Marcos Aguilar Pérez takes care of orchids rescued from the rainforest in his backyard in Santa Rita Las Flores, Mapastepec, Chiapas, Mexico.

Adriana Alcázar González/GPJ Mexico
Adriana Alcázar González

MAPASTEPEC — Sweat cascades down Candelaria Salas Gómez’s forehead as she separates the bulbs of one of the orchids she and the other members of the Santa Rita Las Flores Community Ecotourism group have rescued from the rainforest. The group houses and protects over 1,000 orchids recovered from El Triunfo Biosphere Reserve, in the southeastern Mexican state of Chiapas, after powerful storms.

“When the storms and heavy rains end, we climb to the vicinity of the mountains and collect the orchids that have fallen from the trees.
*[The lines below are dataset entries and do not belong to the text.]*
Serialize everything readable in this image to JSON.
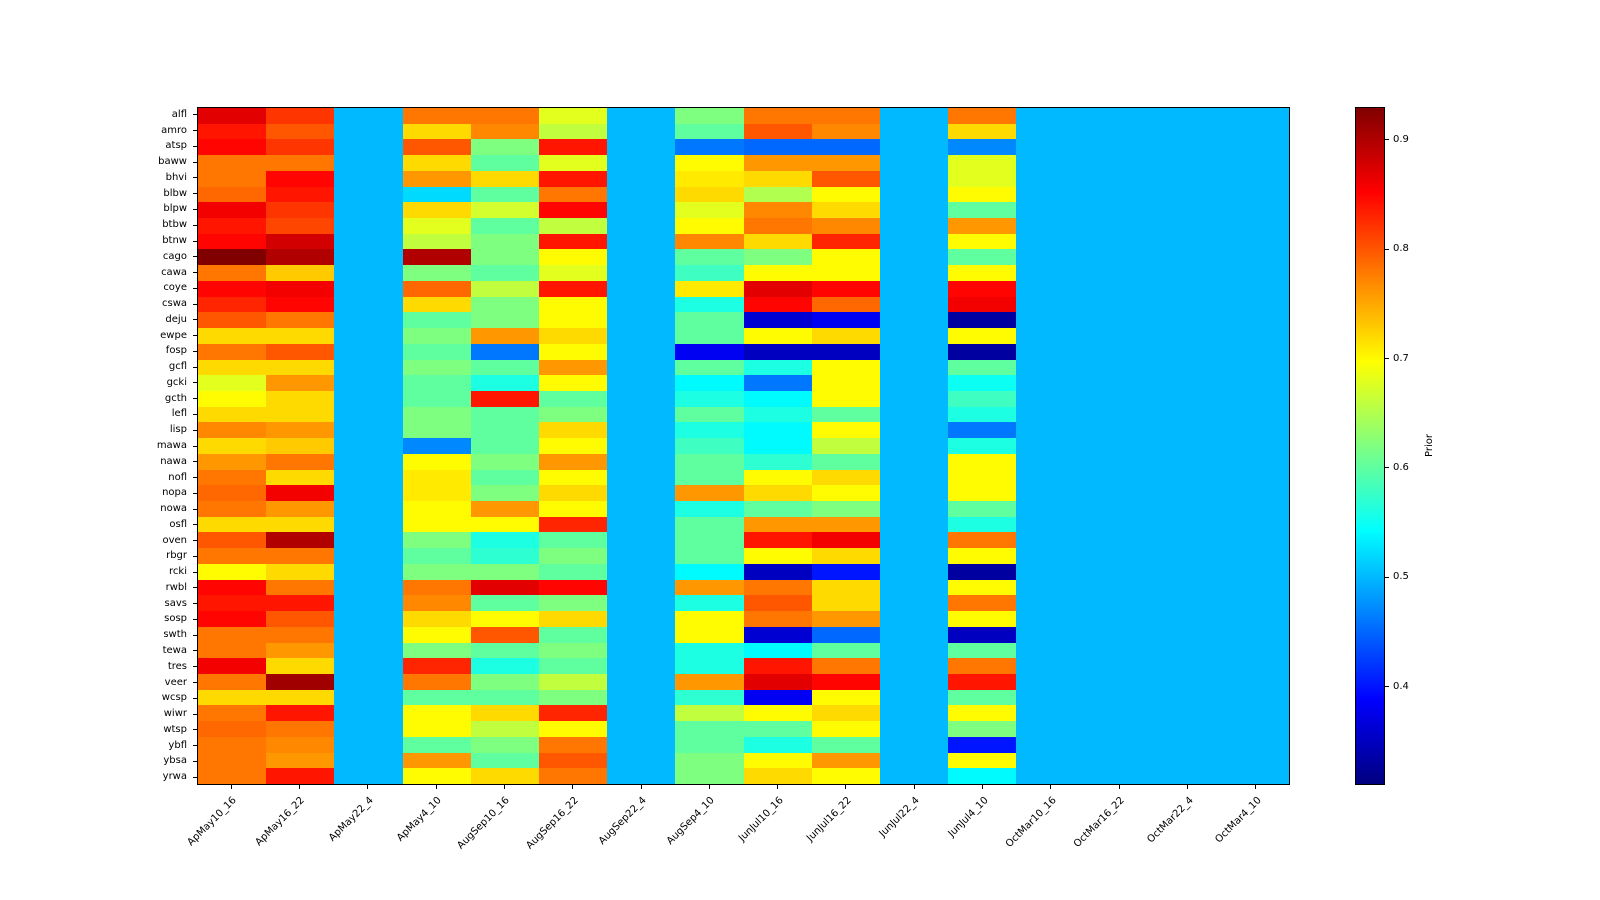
{
  "chart_data": {
    "type": "heatmap",
    "colormap": "jet",
    "title": "",
    "xlabel": "",
    "ylabel": "",
    "colorbar_label": "Prior",
    "colorbar_ticks": [
      0.4,
      0.5,
      0.6,
      0.7,
      0.8,
      0.9
    ],
    "vmin": 0.31,
    "vmax": 0.93,
    "x_categories": [
      "ApMay10_16",
      "ApMay16_22",
      "ApMay22_4",
      "ApMay4_10",
      "AugSep10_16",
      "AugSep16_22",
      "AugSep22_4",
      "AugSep4_10",
      "JunJul10_16",
      "JunJul16_22",
      "JunJul22_4",
      "JunJul4_10",
      "OctMar10_16",
      "OctMar16_22",
      "OctMar22_4",
      "OctMar4_10"
    ],
    "y_categories": [
      "alfl",
      "amro",
      "atsp",
      "baww",
      "bhvi",
      "blbw",
      "blpw",
      "btbw",
      "btnw",
      "cago",
      "cawa",
      "coye",
      "cswa",
      "deju",
      "ewpe",
      "fosp",
      "gcfl",
      "gcki",
      "gcth",
      "lefl",
      "lisp",
      "mawa",
      "nawa",
      "nofl",
      "nopa",
      "nowa",
      "osfl",
      "oven",
      "rbgr",
      "rcki",
      "rwbl",
      "savs",
      "sosp",
      "swth",
      "tewa",
      "tres",
      "veer",
      "wcsp",
      "wiwr",
      "wtsp",
      "ybfl",
      "ybsa",
      "yrwa"
    ],
    "values": [
      [
        0.87,
        0.82,
        0.5,
        0.78,
        0.78,
        0.68,
        0.5,
        0.62,
        0.78,
        0.78,
        0.5,
        0.78,
        0.5,
        0.5,
        0.5,
        0.5
      ],
      [
        0.84,
        0.8,
        0.5,
        0.72,
        0.77,
        0.66,
        0.5,
        0.6,
        0.8,
        0.77,
        0.5,
        0.72,
        0.5,
        0.5,
        0.5,
        0.5
      ],
      [
        0.85,
        0.82,
        0.5,
        0.8,
        0.62,
        0.84,
        0.5,
        0.46,
        0.45,
        0.45,
        0.5,
        0.47,
        0.5,
        0.5,
        0.5,
        0.5
      ],
      [
        0.78,
        0.78,
        0.5,
        0.72,
        0.6,
        0.68,
        0.5,
        0.7,
        0.76,
        0.76,
        0.5,
        0.68,
        0.5,
        0.5,
        0.5,
        0.5
      ],
      [
        0.78,
        0.85,
        0.5,
        0.76,
        0.72,
        0.84,
        0.5,
        0.71,
        0.72,
        0.8,
        0.5,
        0.68,
        0.5,
        0.5,
        0.5,
        0.5
      ],
      [
        0.79,
        0.84,
        0.5,
        0.52,
        0.6,
        0.78,
        0.5,
        0.72,
        0.65,
        0.7,
        0.5,
        0.7,
        0.5,
        0.5,
        0.5,
        0.5
      ],
      [
        0.86,
        0.82,
        0.5,
        0.72,
        0.67,
        0.85,
        0.5,
        0.68,
        0.77,
        0.72,
        0.5,
        0.6,
        0.5,
        0.5,
        0.5,
        0.5
      ],
      [
        0.84,
        0.81,
        0.5,
        0.68,
        0.6,
        0.66,
        0.5,
        0.7,
        0.78,
        0.77,
        0.5,
        0.76,
        0.5,
        0.5,
        0.5,
        0.5
      ],
      [
        0.85,
        0.88,
        0.5,
        0.66,
        0.62,
        0.84,
        0.5,
        0.77,
        0.72,
        0.83,
        0.5,
        0.7,
        0.5,
        0.5,
        0.5,
        0.5
      ],
      [
        0.93,
        0.9,
        0.5,
        0.9,
        0.62,
        0.7,
        0.5,
        0.6,
        0.62,
        0.7,
        0.5,
        0.6,
        0.5,
        0.5,
        0.5,
        0.5
      ],
      [
        0.78,
        0.73,
        0.5,
        0.62,
        0.6,
        0.68,
        0.5,
        0.58,
        0.7,
        0.7,
        0.5,
        0.7,
        0.5,
        0.5,
        0.5,
        0.5
      ],
      [
        0.85,
        0.86,
        0.5,
        0.79,
        0.66,
        0.84,
        0.5,
        0.71,
        0.87,
        0.85,
        0.5,
        0.85,
        0.5,
        0.5,
        0.5,
        0.5
      ],
      [
        0.83,
        0.85,
        0.5,
        0.72,
        0.62,
        0.7,
        0.5,
        0.56,
        0.85,
        0.79,
        0.5,
        0.86,
        0.5,
        0.5,
        0.5,
        0.5
      ],
      [
        0.8,
        0.78,
        0.5,
        0.6,
        0.62,
        0.7,
        0.5,
        0.6,
        0.36,
        0.38,
        0.5,
        0.33,
        0.5,
        0.5,
        0.5,
        0.5
      ],
      [
        0.72,
        0.72,
        0.5,
        0.62,
        0.76,
        0.72,
        0.5,
        0.6,
        0.7,
        0.72,
        0.5,
        0.7,
        0.5,
        0.5,
        0.5,
        0.5
      ],
      [
        0.78,
        0.8,
        0.5,
        0.6,
        0.46,
        0.7,
        0.5,
        0.38,
        0.35,
        0.35,
        0.5,
        0.33,
        0.5,
        0.5,
        0.5,
        0.5
      ],
      [
        0.72,
        0.72,
        0.5,
        0.62,
        0.6,
        0.76,
        0.5,
        0.6,
        0.56,
        0.7,
        0.5,
        0.6,
        0.5,
        0.5,
        0.5,
        0.5
      ],
      [
        0.68,
        0.76,
        0.5,
        0.6,
        0.56,
        0.7,
        0.5,
        0.54,
        0.46,
        0.7,
        0.5,
        0.55,
        0.5,
        0.5,
        0.5,
        0.5
      ],
      [
        0.7,
        0.72,
        0.5,
        0.6,
        0.84,
        0.6,
        0.5,
        0.56,
        0.54,
        0.7,
        0.5,
        0.58,
        0.5,
        0.5,
        0.5,
        0.5
      ],
      [
        0.72,
        0.72,
        0.5,
        0.62,
        0.6,
        0.62,
        0.5,
        0.6,
        0.56,
        0.6,
        0.5,
        0.56,
        0.5,
        0.5,
        0.5,
        0.5
      ],
      [
        0.77,
        0.76,
        0.5,
        0.62,
        0.6,
        0.72,
        0.5,
        0.56,
        0.54,
        0.7,
        0.5,
        0.46,
        0.5,
        0.5,
        0.5,
        0.5
      ],
      [
        0.72,
        0.73,
        0.5,
        0.47,
        0.6,
        0.7,
        0.5,
        0.58,
        0.54,
        0.66,
        0.5,
        0.56,
        0.5,
        0.5,
        0.5,
        0.5
      ],
      [
        0.76,
        0.78,
        0.5,
        0.7,
        0.62,
        0.76,
        0.5,
        0.6,
        0.57,
        0.6,
        0.5,
        0.7,
        0.5,
        0.5,
        0.5,
        0.5
      ],
      [
        0.78,
        0.72,
        0.5,
        0.71,
        0.6,
        0.7,
        0.5,
        0.6,
        0.7,
        0.72,
        0.5,
        0.7,
        0.5,
        0.5,
        0.5,
        0.5
      ],
      [
        0.79,
        0.86,
        0.5,
        0.71,
        0.62,
        0.72,
        0.5,
        0.76,
        0.72,
        0.7,
        0.5,
        0.7,
        0.5,
        0.5,
        0.5,
        0.5
      ],
      [
        0.78,
        0.76,
        0.5,
        0.7,
        0.76,
        0.7,
        0.5,
        0.56,
        0.6,
        0.62,
        0.5,
        0.6,
        0.5,
        0.5,
        0.5,
        0.5
      ],
      [
        0.72,
        0.72,
        0.5,
        0.7,
        0.7,
        0.83,
        0.5,
        0.6,
        0.76,
        0.76,
        0.5,
        0.56,
        0.5,
        0.5,
        0.5,
        0.5
      ],
      [
        0.8,
        0.9,
        0.5,
        0.62,
        0.56,
        0.6,
        0.5,
        0.6,
        0.84,
        0.86,
        0.5,
        0.78,
        0.5,
        0.5,
        0.5,
        0.5
      ],
      [
        0.78,
        0.78,
        0.5,
        0.6,
        0.57,
        0.62,
        0.5,
        0.6,
        0.7,
        0.72,
        0.5,
        0.7,
        0.5,
        0.5,
        0.5,
        0.5
      ],
      [
        0.7,
        0.72,
        0.5,
        0.62,
        0.62,
        0.6,
        0.5,
        0.54,
        0.35,
        0.4,
        0.5,
        0.33,
        0.5,
        0.5,
        0.5,
        0.5
      ],
      [
        0.85,
        0.78,
        0.5,
        0.78,
        0.87,
        0.85,
        0.5,
        0.76,
        0.78,
        0.72,
        0.5,
        0.7,
        0.5,
        0.5,
        0.5,
        0.5
      ],
      [
        0.84,
        0.84,
        0.5,
        0.77,
        0.6,
        0.62,
        0.5,
        0.56,
        0.8,
        0.72,
        0.5,
        0.78,
        0.5,
        0.5,
        0.5,
        0.5
      ],
      [
        0.85,
        0.8,
        0.5,
        0.72,
        0.7,
        0.72,
        0.5,
        0.7,
        0.78,
        0.76,
        0.5,
        0.7,
        0.5,
        0.5,
        0.5,
        0.5
      ],
      [
        0.78,
        0.78,
        0.5,
        0.7,
        0.8,
        0.6,
        0.5,
        0.7,
        0.36,
        0.45,
        0.5,
        0.35,
        0.5,
        0.5,
        0.5,
        0.5
      ],
      [
        0.78,
        0.76,
        0.5,
        0.62,
        0.6,
        0.62,
        0.5,
        0.56,
        0.54,
        0.6,
        0.5,
        0.6,
        0.5,
        0.5,
        0.5,
        0.5
      ],
      [
        0.86,
        0.72,
        0.5,
        0.83,
        0.56,
        0.6,
        0.5,
        0.56,
        0.84,
        0.78,
        0.5,
        0.78,
        0.5,
        0.5,
        0.5,
        0.5
      ],
      [
        0.78,
        0.91,
        0.5,
        0.78,
        0.62,
        0.66,
        0.5,
        0.76,
        0.87,
        0.85,
        0.5,
        0.84,
        0.5,
        0.5,
        0.5,
        0.5
      ],
      [
        0.72,
        0.72,
        0.5,
        0.6,
        0.6,
        0.62,
        0.5,
        0.57,
        0.38,
        0.7,
        0.5,
        0.6,
        0.5,
        0.5,
        0.5,
        0.5
      ],
      [
        0.78,
        0.84,
        0.5,
        0.7,
        0.72,
        0.83,
        0.5,
        0.66,
        0.7,
        0.72,
        0.5,
        0.7,
        0.5,
        0.5,
        0.5,
        0.5
      ],
      [
        0.79,
        0.78,
        0.5,
        0.7,
        0.66,
        0.7,
        0.5,
        0.6,
        0.6,
        0.7,
        0.5,
        0.62,
        0.5,
        0.5,
        0.5,
        0.5
      ],
      [
        0.78,
        0.77,
        0.5,
        0.6,
        0.62,
        0.78,
        0.5,
        0.6,
        0.56,
        0.6,
        0.5,
        0.4,
        0.5,
        0.5,
        0.5,
        0.5
      ],
      [
        0.78,
        0.76,
        0.5,
        0.76,
        0.6,
        0.8,
        0.5,
        0.62,
        0.7,
        0.76,
        0.5,
        0.7,
        0.5,
        0.5,
        0.5,
        0.5
      ],
      [
        0.78,
        0.84,
        0.5,
        0.7,
        0.72,
        0.78,
        0.5,
        0.62,
        0.72,
        0.7,
        0.5,
        0.54,
        0.5,
        0.5,
        0.5,
        0.5
      ]
    ]
  }
}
We bring them to Santa Rita, care for them, and build their strength to reintegrate them into the reserve later,” says Salas Gómez, 32, as she attaches an orchid to a clay base to help it recover.

Like magnets, the orchids of Santa Rita have exerted a pull on those who have migrated from the area due to lack of opportunity. After years away from home, Salas Gómez was one of those who returned, attracted by the community venture to rescue these flowers and exhibit them as a tourist attraction, which provides residents with an adequate income.